In a chilling prologue to the professional football season, the National Football League has agreed to pay $765 million to more than 4,500 retired players who claim long-term damage from the violent concussions that are part of the game.

The payment settles a pending lawsuit but hardly resolves the continuing threat to players from the traumatic hits - "bell ringers" in the sport's jargon - that mounting research shows are linked to brain disease in athletes' later years.

Autopsies have discovered degenerative damage from chronic traumatic encephalopathy in the brains of dozens of former football players.

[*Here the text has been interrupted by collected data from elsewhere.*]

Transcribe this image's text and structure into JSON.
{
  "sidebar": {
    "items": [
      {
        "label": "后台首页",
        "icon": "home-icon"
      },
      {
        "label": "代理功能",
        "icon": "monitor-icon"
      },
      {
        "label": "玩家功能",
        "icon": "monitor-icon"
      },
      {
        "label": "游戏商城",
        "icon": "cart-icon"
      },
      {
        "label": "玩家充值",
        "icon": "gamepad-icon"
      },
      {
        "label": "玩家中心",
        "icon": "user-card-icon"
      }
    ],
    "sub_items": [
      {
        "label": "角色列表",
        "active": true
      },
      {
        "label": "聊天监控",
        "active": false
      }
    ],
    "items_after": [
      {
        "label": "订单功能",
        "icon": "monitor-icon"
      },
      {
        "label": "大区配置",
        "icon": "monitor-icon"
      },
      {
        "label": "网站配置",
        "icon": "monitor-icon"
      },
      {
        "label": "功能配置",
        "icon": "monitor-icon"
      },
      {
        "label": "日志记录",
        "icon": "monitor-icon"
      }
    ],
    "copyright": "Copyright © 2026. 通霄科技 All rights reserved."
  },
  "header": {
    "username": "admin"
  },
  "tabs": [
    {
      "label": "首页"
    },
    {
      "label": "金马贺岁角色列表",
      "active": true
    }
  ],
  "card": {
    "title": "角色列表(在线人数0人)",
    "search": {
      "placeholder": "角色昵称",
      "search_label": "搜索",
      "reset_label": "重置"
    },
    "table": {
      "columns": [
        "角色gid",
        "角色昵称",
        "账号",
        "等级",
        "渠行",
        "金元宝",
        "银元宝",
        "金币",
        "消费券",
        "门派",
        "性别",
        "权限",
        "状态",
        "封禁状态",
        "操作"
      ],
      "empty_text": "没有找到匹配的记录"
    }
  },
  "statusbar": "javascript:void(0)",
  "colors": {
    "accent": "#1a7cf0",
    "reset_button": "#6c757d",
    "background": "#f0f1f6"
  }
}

Safety changes in equipment and safer playing rules have been introduced, but fans of the multibillion-dollar NFL product still regularly see players stagger off the field after collisions.

Far more precaution and research is needed in the sport, not just on the professional level but down through the ranks to the powerful National Collegiate Athletic Association machine, which controls college ball, and to neighborhood leagues where 3 million children younger than 14 enthusiastically suit up for tackle football, mimicking the pros.

President Barack Obama, for all his love of sports, had to admit before the last Super Bowl: "I have to tell you, if I had a son, I'd have to think long and hard before I let him play football."

In settling the suits, the league did not formally admit culpability to the players' central charge that for years it had minimized the grave threats from concussions. But the payment is an overdue concession in the league's evolution in recognizing the sport's dangerous realities and taking more responsibility for the players' welfare beyond the game.